Can we use the plural pronoun they to refer to a singular person whose gender is unspecified? Can we do this:
- The buyer might change their mind.
- Every vehicle owner must have their vehicle inspected annually.
- Always keep the reader in mind and try to meet their expectations.
Well, in speech and informal writing, many of us are already using this “singular they.” The singular pronouns in English—she, her, hers and he, him, his—are gendered, and if you don’t know the gender of the unspecified antecedent (buyer, owner, reader), you don’t know what pronoun to use, so we use they.
You could default to he, him, his. But there’s broad agreement that doing so is sexist, and many careful writers avoid using defaulting to male pronouns for that reason. Still, using male pronouns for gender-unspecified antecedents is an established convention and one that some legal writers follow.
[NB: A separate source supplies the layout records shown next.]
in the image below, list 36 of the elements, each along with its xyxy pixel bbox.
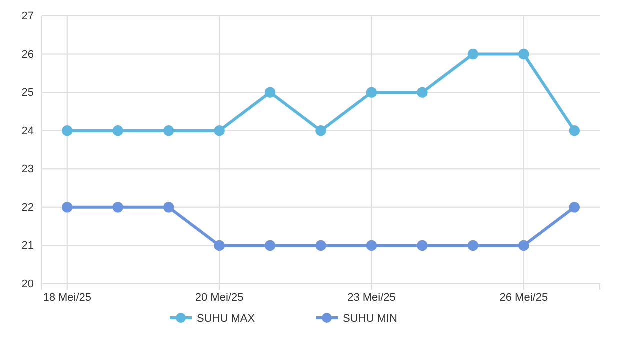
legend-label: SUHU MAX [197, 313, 256, 325]
x-tick-label: 23 Mei/25 [348, 292, 396, 304]
point [62, 202, 73, 213]
y-tick-label: 20 [22, 278, 34, 291]
point [417, 240, 428, 252]
point [264, 240, 276, 252]
point [366, 240, 378, 252]
y-tick-label: 22 [22, 202, 34, 214]
point [163, 202, 174, 213]
point [417, 87, 428, 98]
point [569, 202, 580, 213]
point [214, 126, 225, 136]
point [518, 240, 530, 252]
point [214, 240, 225, 252]
x-tick-label: 26 Mei/25 [500, 292, 548, 304]
point [468, 48, 479, 60]
point [569, 126, 580, 136]
point [518, 48, 530, 60]
y-tick-label: 21 [22, 240, 34, 252]
y-tick-label: 24 [22, 125, 34, 138]
point [468, 240, 479, 252]
point [366, 87, 378, 98]
y-tick-label: 27 [22, 10, 34, 23]
point [316, 240, 326, 252]
point [163, 126, 174, 136]
point [62, 126, 73, 136]
x-tick-label: 20 Mei/25 [195, 292, 244, 304]
y-tick-label: 26 [22, 48, 34, 61]
x-tick-label: 18 Mei/25 [43, 292, 92, 304]
point [264, 87, 276, 98]
point [316, 126, 326, 136]
point [112, 126, 124, 136]
legend-label: SUHU MIN [343, 313, 398, 325]
point [112, 202, 124, 213]
y-tick-label: 23 [22, 164, 34, 176]
y-tick-label: 25 [22, 87, 34, 100]
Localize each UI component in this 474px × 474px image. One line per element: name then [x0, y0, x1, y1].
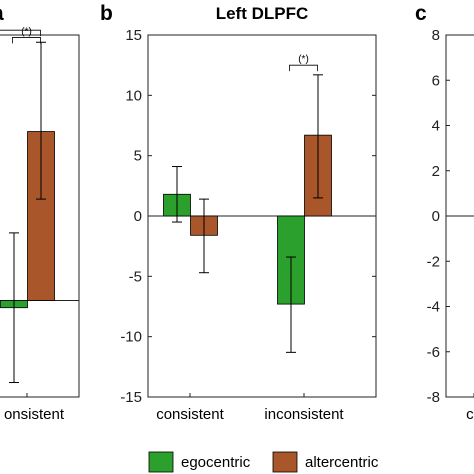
legend-label-altercentric: altercentric — [305, 454, 379, 471]
legend-label-egocentric: egocentric — [181, 454, 251, 471]
legend-swatch-egocentric — [148, 451, 174, 473]
y-tick-label: -10 — [120, 329, 142, 346]
legend-swatch-altercentric — [272, 451, 298, 473]
y-tick-label: 10 — [125, 87, 142, 104]
y-tick-label: 8 — [432, 27, 440, 44]
y-tick-label: -6 — [427, 344, 440, 361]
panels-group: onsistent (*) -15 -10 -5 0 5 10 15 consistent inco… — [0, 2, 474, 423]
chart-panel-b: -15 -10 -5 0 5 10 15 consistent inconsistent (*) — [120, 27, 377, 423]
category-label: inconsistent — [264, 406, 344, 423]
legend: egocentric altercentric — [148, 451, 379, 473]
significance-bracket — [12, 37, 41, 44]
y-tick-label: 6 — [432, 72, 440, 89]
panel-letter-c: c — [415, 2, 427, 25]
y-tick-label: 5 — [134, 148, 142, 165]
panel-letter-b: b — [100, 2, 113, 25]
y-tick-label: 0 — [134, 208, 142, 225]
y-tick-label: 15 — [125, 27, 142, 44]
panel-title: Left DLPFC — [216, 4, 309, 23]
significance-label: (*) — [298, 54, 309, 65]
significance-label: (*) — [21, 26, 32, 37]
chart-panel-a: onsistent (*) — [0, 26, 80, 423]
y-tick-label: 2 — [432, 163, 440, 180]
y-tick-label: -2 — [427, 253, 440, 270]
chart-panel-c: -8 -6 -4 -2 0 2 4 6 8 co — [427, 27, 474, 423]
y-tick-label: -5 — [129, 268, 142, 285]
panel-letter-a-cropped: a — [0, 2, 4, 25]
category-label: onsistent — [4, 406, 65, 423]
significance-bracket — [289, 64, 318, 72]
y-tick-label: -15 — [120, 389, 142, 406]
y-tick-label: 0 — [432, 208, 440, 225]
y-tick-label: 4 — [432, 118, 440, 135]
plot-frame — [0, 34, 80, 398]
category-label: consistent — [156, 406, 224, 423]
y-tick-label: -8 — [427, 389, 440, 406]
significance-bracket — [0, 29, 41, 37]
y-tick-label: -4 — [427, 299, 440, 316]
category-label: co — [466, 406, 474, 423]
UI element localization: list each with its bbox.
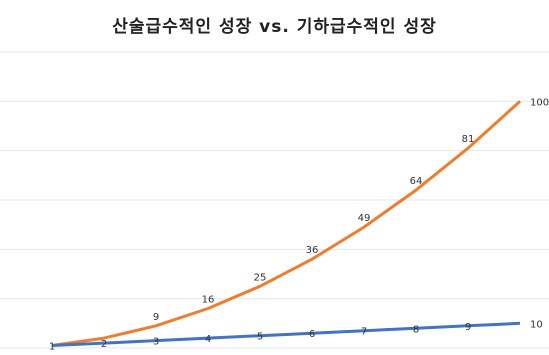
data-label-1-5: 6 — [309, 329, 315, 340]
data-label-1-2: 3 — [153, 337, 159, 348]
data-label-0-8: 81 — [462, 134, 475, 145]
data-label-1-1: 2 — [101, 339, 107, 350]
data-label-0-7: 64 — [410, 176, 423, 187]
data-label-0-6: 49 — [358, 213, 371, 224]
data-label-1-7: 8 — [413, 324, 419, 335]
data-label-0-5: 36 — [306, 245, 319, 256]
data-label-0-3: 16 — [202, 295, 215, 306]
series-line-0 — [51, 100, 522, 347]
data-label-1-9: 10 — [530, 319, 543, 330]
data-label-0-2: 9 — [153, 312, 159, 323]
data-label-0-9: 100 — [530, 97, 549, 108]
series-line-1 — [51, 321, 521, 347]
chart-title: 산술급수적인 성장 vs. 기하급수적인 성장 — [112, 17, 437, 37]
data-label-1-8: 9 — [465, 322, 471, 333]
data-label-1-4: 5 — [257, 332, 263, 343]
data-label-1-0: 1 — [49, 342, 55, 353]
data-label-1-3: 4 — [205, 334, 211, 345]
data-label-1-6: 7 — [361, 327, 367, 338]
data-label-0-4: 25 — [254, 272, 267, 283]
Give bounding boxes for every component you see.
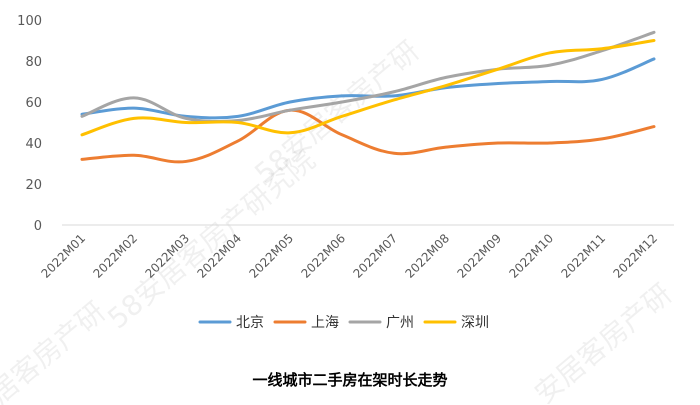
x-tick-label: 2022M12 xyxy=(611,231,661,281)
legend: 北京 上海 广州 深圳 xyxy=(198,315,489,331)
y-tick-label: 20 xyxy=(25,178,42,193)
x-tick-label: 2022M06 xyxy=(299,231,349,281)
x-tick-label: 2022M11 xyxy=(559,231,609,281)
legend-label: 上海 xyxy=(311,315,339,331)
legend-label: 北京 xyxy=(236,315,264,331)
series-line-2 xyxy=(80,30,656,124)
y-tick-label: 100 xyxy=(17,14,42,29)
y-tick-label: 40 xyxy=(25,137,42,152)
series-layer xyxy=(80,30,656,164)
x-tick-label: 2022M10 xyxy=(507,231,557,281)
y-tick-label: 0 xyxy=(34,219,42,234)
watermark-layer: 58安居客房产研 58安居客房产研究院 居客房产研 安居客房产研 xyxy=(0,34,678,405)
x-tick-label: 2022M07 xyxy=(351,231,401,281)
x-tick-label: 2022M01 xyxy=(39,231,89,281)
series-line-3 xyxy=(80,39,656,137)
legend-label: 广州 xyxy=(386,315,414,331)
watermark-text: 安居客房产研 xyxy=(528,277,678,405)
x-tick-label: 2022M09 xyxy=(455,231,505,281)
y-tick-label: 60 xyxy=(25,96,42,111)
x-axis: 2022M01 2022M02 2022M03 2022M04 2022M05 2022M… xyxy=(39,231,661,281)
x-tick-label: 2022M08 xyxy=(403,231,453,281)
y-axis: 0 20 40 60 80 100 xyxy=(17,14,42,234)
chart-title: 一线城市二手房在架时长走势 xyxy=(252,371,447,389)
x-tick-label: 2022M02 xyxy=(91,231,141,281)
series-line-1 xyxy=(80,108,656,164)
y-tick-label: 80 xyxy=(25,55,42,70)
watermark-text: 居客房产研 xyxy=(0,295,112,405)
legend-label: 深圳 xyxy=(461,315,489,331)
x-tick-label: 2022M05 xyxy=(247,231,297,281)
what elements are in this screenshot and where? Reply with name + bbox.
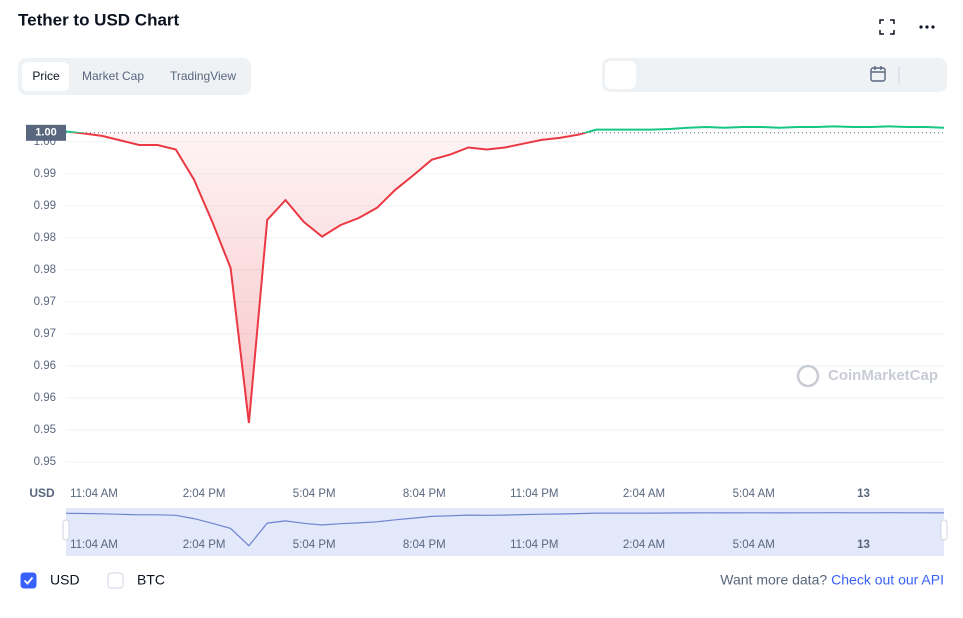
expand-icon[interactable]	[879, 19, 895, 35]
x-tick-label: 13	[857, 488, 870, 500]
y-tick-label: 0.97	[34, 296, 56, 308]
navigator-tick-label: 2:04 AM	[623, 539, 665, 551]
y-tick-label: 0.95	[34, 456, 56, 468]
title: Tether to USD Chart	[18, 10, 180, 29]
area-fill	[77, 132, 585, 423]
tab[interactable]: TradingView	[170, 69, 236, 83]
active-tab[interactable]	[22, 62, 69, 91]
x-tick-label: 5:04 AM	[733, 488, 775, 500]
calendar-icon[interactable]	[870, 66, 886, 82]
checkbox[interactable]	[20, 572, 37, 589]
navigator-tick-label: 11:04 AM	[70, 539, 118, 551]
watermark: CoinMarketCap	[828, 367, 938, 384]
active-range[interactable]	[605, 61, 636, 89]
navigator-line	[65, 512, 945, 547]
y-tick-label: 0.98	[34, 264, 56, 276]
watermark-logo	[796, 364, 820, 388]
x-tick-label: 8:04 PM	[403, 488, 446, 500]
navigator-handle[interactable]	[62, 519, 70, 541]
tab[interactable]: Market Cap	[82, 69, 144, 83]
y-tick-label: 0.99	[34, 168, 56, 180]
x-tick-label: 5:04 PM	[293, 488, 336, 500]
checkmark	[23, 576, 34, 585]
tab[interactable]: Price	[32, 69, 60, 83]
x-tick-label: 2:04 PM	[183, 488, 226, 500]
range-group	[602, 58, 947, 92]
tab-group	[18, 58, 251, 95]
y-tick-label: 0.95	[34, 424, 56, 436]
checkbox[interactable]	[107, 572, 124, 589]
x-tick-label: 11:04 PM	[510, 488, 558, 500]
api-link[interactable]: Check out our API	[831, 572, 944, 588]
navigator-tick-label: 5:04 AM	[733, 539, 775, 551]
navigator-tick-label: 11:04 PM	[510, 539, 558, 551]
y-tick-label: 0.98	[34, 232, 56, 244]
price-line-up	[65, 125, 945, 133]
toggle-label[interactable]: BTC	[137, 572, 165, 588]
x-tick-label: 11:04 AM	[70, 488, 118, 500]
y-axis-label: USD	[29, 486, 55, 500]
api-prompt: Want more data?	[720, 572, 827, 588]
price-line-down	[68, 132, 589, 424]
y-tick-label: 0.99	[34, 200, 56, 212]
y-tick-label: 0.96	[34, 392, 56, 404]
y-tick-label: 0.97	[34, 328, 56, 340]
price-badge-label: 1.00	[35, 127, 56, 139]
navigator-tick-label: 13	[857, 539, 870, 551]
navigator-tick-label: 8:04 PM	[403, 539, 446, 551]
navigator	[66, 508, 944, 556]
price-badge	[26, 124, 66, 141]
navigator-tick-label: 2:04 PM	[183, 539, 226, 551]
toggle-label[interactable]: USD	[50, 572, 80, 588]
more-icon[interactable]	[919, 25, 935, 29]
y-tick-label: 0.96	[34, 360, 56, 372]
navigator-tick-label: 5:04 PM	[293, 539, 336, 551]
x-tick-label: 2:04 AM	[623, 488, 665, 500]
navigator-handle[interactable]	[940, 519, 948, 541]
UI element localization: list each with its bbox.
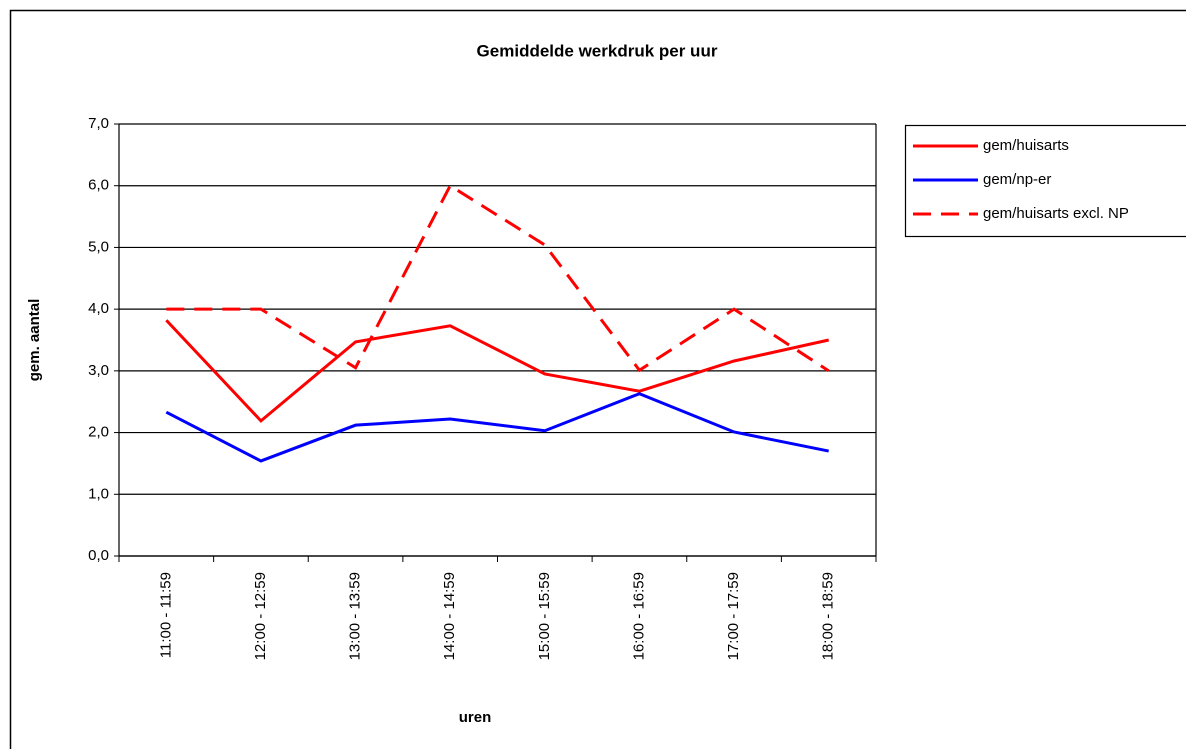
x-tick-label: 18:00 - 18:59 [820, 572, 837, 660]
y-tick-label: 3,0 [88, 362, 109, 379]
x-tick-label: 15:00 - 15:59 [536, 572, 553, 660]
x-tick-label: 16:00 - 16:59 [630, 572, 647, 660]
x-tick-label: 13:00 - 13:59 [347, 572, 364, 660]
chart-border [9, 9, 1186, 749]
y-tick-label: 7,0 [88, 115, 109, 132]
y-tick-label: 6,0 [88, 177, 109, 194]
y-axis-title: gem. aantal [26, 299, 43, 382]
y-tick-label: 4,0 [88, 300, 109, 317]
chart-title: Gemiddelde werkdruk per uur [477, 41, 718, 60]
series-line [166, 183, 830, 373]
x-axis-title: uren [459, 709, 492, 726]
x-tick-label: 11:00 - 11:59 [157, 572, 174, 658]
series-line [165, 392, 829, 463]
y-tick-label: 2,0 [88, 424, 109, 441]
legend-label: gem/huisarts [983, 137, 1069, 154]
y-tick-label: 5,0 [88, 238, 109, 255]
x-tick-label: 14:00 - 14:59 [441, 572, 458, 660]
y-tick-label: 1,0 [88, 485, 109, 502]
legend-label: gem/np-er [983, 171, 1051, 188]
legend-label: gem/huisarts excl. NP [983, 205, 1129, 222]
y-tick-label: 0,0 [88, 547, 109, 564]
x-tick-label: 12:00 - 12:59 [252, 572, 269, 660]
series-line [165, 319, 830, 423]
x-tick-label: 17:00 - 17:59 [725, 572, 742, 660]
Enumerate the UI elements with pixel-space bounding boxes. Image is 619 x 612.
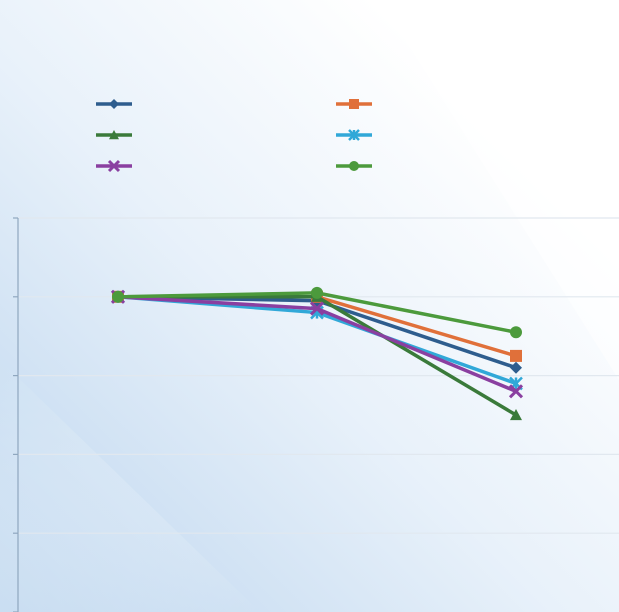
- series-6: [112, 286, 522, 339]
- legend: [96, 99, 372, 173]
- marker-star: [348, 129, 360, 141]
- marker-x: [107, 159, 121, 173]
- marker-diamond: [510, 361, 522, 374]
- legend-item: [336, 161, 372, 171]
- marker-triangle: [109, 130, 119, 140]
- background-band: [0, 360, 260, 612]
- marker-x-stroke: [309, 301, 325, 316]
- marker-x-stroke: [508, 384, 524, 399]
- marker-x-stroke: [107, 159, 121, 173]
- marker-circle: [349, 161, 359, 171]
- y-axis: [13, 217, 19, 612]
- marker-x: [508, 384, 524, 399]
- marker-circle: [112, 290, 124, 303]
- background-band-light: [380, 0, 619, 380]
- marker-square: [510, 349, 522, 362]
- marker-x: [309, 301, 325, 316]
- legend-item: [96, 99, 132, 109]
- marker-square: [349, 99, 359, 109]
- legend-item: [336, 99, 372, 109]
- marker-triangle: [510, 409, 522, 421]
- marker-diamond: [109, 99, 119, 109]
- marker-circle: [510, 326, 522, 339]
- series-lines: [110, 286, 524, 421]
- legend-item: [96, 130, 132, 140]
- marker-circle: [311, 286, 323, 299]
- legend-item: [336, 129, 372, 141]
- legend-item: [96, 159, 132, 173]
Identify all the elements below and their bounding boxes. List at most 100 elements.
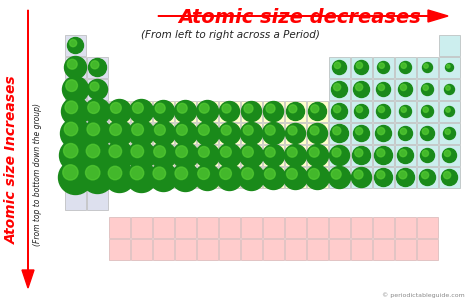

You could switch to the female, she, her, hers, and some writers do. That convention isn’t as common in legal writing, and because it isn’t common, it might attract more attention than you want.
You could use he or she or he/she each time. These pairs are entirely appropriate in formal legal writing, and they’re used regularly. For me, they can become tedious and distracting after a while, but they’re acceptable. By the way, a case-law search turned up a few instances of s/he, which, although used in other genres, still isn’t common in legal writing.
If those options don’t appeal to you, what should you do in formal legal writing? Two suggestions.
First, you can write around the problem every time it comes up. That takes some thought and effort as you edit, but with practice it becomes second nature. And writing around the problem is unlikely to distract readers. Some examples—
Pluralize—then the plural pronoun works just fine:
- All vehicle owners must have their vehicles inspected annually.
- Always keep your readers in mind and try to meet their expectations.
Repeat—being careful about potentially distracting repetition:
- Every vehicle owner must have the owner’s vehicle inspected annually.
- Always keep the reader in mind and try to meet the reader’s expectations.
Rephrase—to avoid the need for a pronoun:
- The buyer might have a change of mind.
- Every vehicle owner must have the vehicle inspected annually.
In my own writing, I’ve found that these three techniques work well.
Second, you could jump on the “singular they” bandwagon. That’s the position of two authors of a Michigan Bar Journal article called, “Evolving They.”[1] Brad Charles, a legal-writing professor, and Thomas Myers, a Michigan Supreme Court staff attorney, say the time has come to embrace the singular they: “More and more writing experts and guides are trumpeting that the once-plural-only pronoun may now be used as a singular pronoun .…”[2]
The authors cite as some of the trumpeting sources The American Dialect Society, The Washington Post’s style guide, and the AP Stylebook—which allows the singular they in “limited cases.”[3] The authors also note that Justice Sonia Sotomayor used a singular they in her majority opinion in Lockhart v. Unites States from 2016: “Section 2252(b)(2)’s list is hardly the way an average person, or even an average lawyer, would set about to describe the relevant conduct if they had started from scratch.”[4]
What do I do? I still write around the problem in formal documents, and I tell my students to check with their supervisor and then do what the supervisor says.
Finally, Charles and Myers encourage legal writers to respect a person’s preferred pronouns, acknowledging that some prefer they, them, their to the gendered pronouns. I encourage legal writers to respect those preferences, too.
[1] Brad Charles & Thomas Myers, Evolving They, 98 Mich. B.J. 38 (June 2019).
[2] Id. at 38.
[3] Id. at 39.
[4] Lockhart v. United States, 136 S. Ct. 958, 966 (2016).